You cannot use this salt to preserve meat for a long time. This is because non-nitrate curing methods do not eliminate all the microorganisms. The possibility of bacteria surviving in the beef after curing it with non-iodized salt is high.
3. Raw Sugar
Raw sugar is another excellent saltpeter substitute. It contains nitrates which are vital in curing meat.
This sugar is in the form of granules that manufacturers make from refining sugarcane. The central region that produces sugarcane in the US in Florida.
Therefore, raw sugar is mainly concentrated here, but manufacturers ship it to other parts of the country.
We cannot know the number of nitrates found in raw sugar with certainty. Therefore, it can be unclear the specific amount of raw sugar you need to use o cure meat. Due to this reason, this sugar is not a reliable curing agent.
If you, however, do not have saltpeter, you can use raw sugar. It might not preserve your meat for long, but it will work for a short time.
Considering that raw sugar is a natural substance, it is also healthier. It will, however, alter the taste of your meat. Supposing you are considering using it, this is a risk you must be willing to take.
4. Celery Powder or Juice
We all know celery. In fact, some of us have enjoyed cooking with celery or drinking a celery smoothie. It is highly nutritional, and people consider it when thinking of a healthy diet.
Celery contains very high levels of nitrates. As we have seen, nitrates are essential when curing and preserving meat. We have also discovered that they help soften the meat.
One of the main advantages of using celery powder or juice as an alternative to saltpeter is that it is organic. The nitrates contained in the powder are naturally occurring and not manufactured like those of saltpeter.
Manufacturers use celery powder or juice to cure their meat and label it as nitrate-free. This means that the nitrates they have used are organic and not inorganic.

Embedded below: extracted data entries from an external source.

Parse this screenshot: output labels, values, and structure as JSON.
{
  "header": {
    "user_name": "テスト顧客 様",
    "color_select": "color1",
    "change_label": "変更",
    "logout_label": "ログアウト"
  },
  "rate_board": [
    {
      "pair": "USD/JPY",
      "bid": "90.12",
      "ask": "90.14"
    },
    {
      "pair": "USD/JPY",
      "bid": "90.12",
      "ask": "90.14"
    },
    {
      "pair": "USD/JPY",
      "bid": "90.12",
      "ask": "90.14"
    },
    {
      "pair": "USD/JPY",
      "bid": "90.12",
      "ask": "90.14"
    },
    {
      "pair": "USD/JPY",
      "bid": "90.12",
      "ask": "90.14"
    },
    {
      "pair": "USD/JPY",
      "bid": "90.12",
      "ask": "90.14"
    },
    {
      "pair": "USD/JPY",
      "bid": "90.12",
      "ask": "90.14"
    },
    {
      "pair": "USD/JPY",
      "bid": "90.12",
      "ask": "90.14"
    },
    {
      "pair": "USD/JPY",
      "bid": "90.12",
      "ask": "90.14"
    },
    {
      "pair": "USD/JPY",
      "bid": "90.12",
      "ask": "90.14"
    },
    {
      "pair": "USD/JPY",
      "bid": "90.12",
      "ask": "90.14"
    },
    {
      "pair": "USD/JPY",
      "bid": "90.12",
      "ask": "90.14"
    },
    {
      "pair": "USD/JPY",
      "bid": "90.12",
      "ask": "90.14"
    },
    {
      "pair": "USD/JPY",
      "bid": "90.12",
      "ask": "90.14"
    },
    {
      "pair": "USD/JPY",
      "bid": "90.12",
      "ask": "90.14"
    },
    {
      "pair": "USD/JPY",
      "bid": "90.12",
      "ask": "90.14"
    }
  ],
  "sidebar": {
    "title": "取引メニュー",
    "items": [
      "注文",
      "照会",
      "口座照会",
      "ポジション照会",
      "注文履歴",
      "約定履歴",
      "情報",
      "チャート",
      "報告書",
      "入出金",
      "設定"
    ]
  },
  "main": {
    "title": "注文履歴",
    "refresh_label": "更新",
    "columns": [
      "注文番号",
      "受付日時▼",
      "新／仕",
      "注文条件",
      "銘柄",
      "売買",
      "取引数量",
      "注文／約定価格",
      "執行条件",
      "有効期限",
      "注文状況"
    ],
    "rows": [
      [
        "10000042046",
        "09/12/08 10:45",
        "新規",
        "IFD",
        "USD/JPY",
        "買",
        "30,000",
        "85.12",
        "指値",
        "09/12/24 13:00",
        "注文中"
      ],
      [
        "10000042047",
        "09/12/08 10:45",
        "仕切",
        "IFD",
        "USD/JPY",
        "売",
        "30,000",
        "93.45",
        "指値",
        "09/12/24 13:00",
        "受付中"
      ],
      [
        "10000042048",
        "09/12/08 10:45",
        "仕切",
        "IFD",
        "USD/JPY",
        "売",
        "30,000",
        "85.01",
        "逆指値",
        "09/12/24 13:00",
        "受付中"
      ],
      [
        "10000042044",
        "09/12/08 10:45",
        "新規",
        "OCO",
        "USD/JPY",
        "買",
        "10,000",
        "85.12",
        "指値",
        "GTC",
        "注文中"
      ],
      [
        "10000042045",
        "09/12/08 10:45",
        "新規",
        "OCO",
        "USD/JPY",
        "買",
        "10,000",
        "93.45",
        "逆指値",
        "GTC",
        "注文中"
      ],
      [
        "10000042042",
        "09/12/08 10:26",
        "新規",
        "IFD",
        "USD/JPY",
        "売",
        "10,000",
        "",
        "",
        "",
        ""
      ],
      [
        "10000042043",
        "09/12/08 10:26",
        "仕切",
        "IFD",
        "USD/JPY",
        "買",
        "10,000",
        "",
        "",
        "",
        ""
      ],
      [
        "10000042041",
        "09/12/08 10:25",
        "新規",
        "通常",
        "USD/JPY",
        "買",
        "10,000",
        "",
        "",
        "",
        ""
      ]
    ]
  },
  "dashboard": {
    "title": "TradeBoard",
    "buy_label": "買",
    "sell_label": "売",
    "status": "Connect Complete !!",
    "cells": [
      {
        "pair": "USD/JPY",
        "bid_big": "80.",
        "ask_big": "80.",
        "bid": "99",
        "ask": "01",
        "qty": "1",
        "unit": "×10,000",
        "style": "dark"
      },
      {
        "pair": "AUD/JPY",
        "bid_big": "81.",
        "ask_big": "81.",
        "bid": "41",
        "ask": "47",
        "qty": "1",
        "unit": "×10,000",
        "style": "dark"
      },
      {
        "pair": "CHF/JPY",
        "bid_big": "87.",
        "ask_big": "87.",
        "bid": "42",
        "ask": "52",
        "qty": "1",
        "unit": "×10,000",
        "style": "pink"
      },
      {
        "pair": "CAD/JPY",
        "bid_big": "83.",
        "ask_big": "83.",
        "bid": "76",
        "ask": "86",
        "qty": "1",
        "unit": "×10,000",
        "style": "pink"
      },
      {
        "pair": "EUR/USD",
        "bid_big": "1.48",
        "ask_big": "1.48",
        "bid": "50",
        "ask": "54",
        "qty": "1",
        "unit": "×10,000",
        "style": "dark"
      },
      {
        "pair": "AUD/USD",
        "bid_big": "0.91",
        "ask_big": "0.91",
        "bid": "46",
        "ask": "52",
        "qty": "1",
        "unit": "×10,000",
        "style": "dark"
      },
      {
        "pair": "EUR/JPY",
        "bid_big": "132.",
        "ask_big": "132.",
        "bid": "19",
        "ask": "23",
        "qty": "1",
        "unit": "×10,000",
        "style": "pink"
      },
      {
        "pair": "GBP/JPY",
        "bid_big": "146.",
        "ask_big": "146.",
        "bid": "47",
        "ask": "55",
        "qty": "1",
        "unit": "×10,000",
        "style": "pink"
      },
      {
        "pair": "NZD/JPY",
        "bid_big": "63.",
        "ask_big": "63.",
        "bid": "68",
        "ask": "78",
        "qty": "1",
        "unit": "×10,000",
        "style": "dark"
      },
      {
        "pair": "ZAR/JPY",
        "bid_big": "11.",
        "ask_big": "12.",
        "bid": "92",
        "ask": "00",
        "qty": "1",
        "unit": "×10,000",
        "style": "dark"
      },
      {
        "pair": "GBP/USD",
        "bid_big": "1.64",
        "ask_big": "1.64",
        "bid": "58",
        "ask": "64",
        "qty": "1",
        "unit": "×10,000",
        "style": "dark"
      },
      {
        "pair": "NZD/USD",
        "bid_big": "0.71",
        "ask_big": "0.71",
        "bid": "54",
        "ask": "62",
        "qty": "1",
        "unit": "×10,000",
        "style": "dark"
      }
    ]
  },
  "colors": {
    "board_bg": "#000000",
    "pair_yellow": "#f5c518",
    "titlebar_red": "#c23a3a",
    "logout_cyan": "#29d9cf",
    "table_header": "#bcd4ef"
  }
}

You can also use celery juice to cure your meat and cook the meat if you do not have saltpeter. Celery is available in grocery stores, and you can squeeze its juice simply.
5. Curing Salt
Curing salt is an obvious substitute for saltpeter. Its name suggests its purpose, and it is hard to miss it in the stores. Curing salts are more famous than saltpeter.
People make this salt from sodium nitrate. The main difference between curing salt and saltpeter is in the composition. The former has sodium in its composition, while the latter has potassium.
They both contain nitrates responsible for absorbing moisture from the meat, thus preventing microorganisms from thriving inside the meat.
There are different types of curing salts, and they all have different levels of concentration. When purchasing curing salt, choose the salt that best suits your needs.
Curing salt is pink, and it is hard for you to miss it. It is also sold all over the United States and at a pocket-friendly price.
If you want to replace saltpeter with something that works the same way, curing salt will be your choice. It is known to preserve meat for a long time, unlike other alternatives in this list.
Meat preservation is an ancient practice. Human beings have practiced it for a long time, and it helps the meat stay fresh for a long time.
We have evolved as a species, and so have our preservation methods. We have gone from using fire and smoke to using various chemicals to preserve our meat for longer.
Saltpeter is one of those preservation chemicals. Although we have discovered that it has other uses, cooks use it to cure meat and as an ingredient in cooking.
We have also discovered that it is a chemical and might harm us if we overuse it. Thus, the need to use substitutes once in a while.
I have discussed the five best substitutes that you can use in place of saltpeter. Some of them only work short term while others work long term.
After reading through the substitute, you will realize whether your preservation needs are long-term or short-term. After that, you will choose the replacement that works best for you. All the best.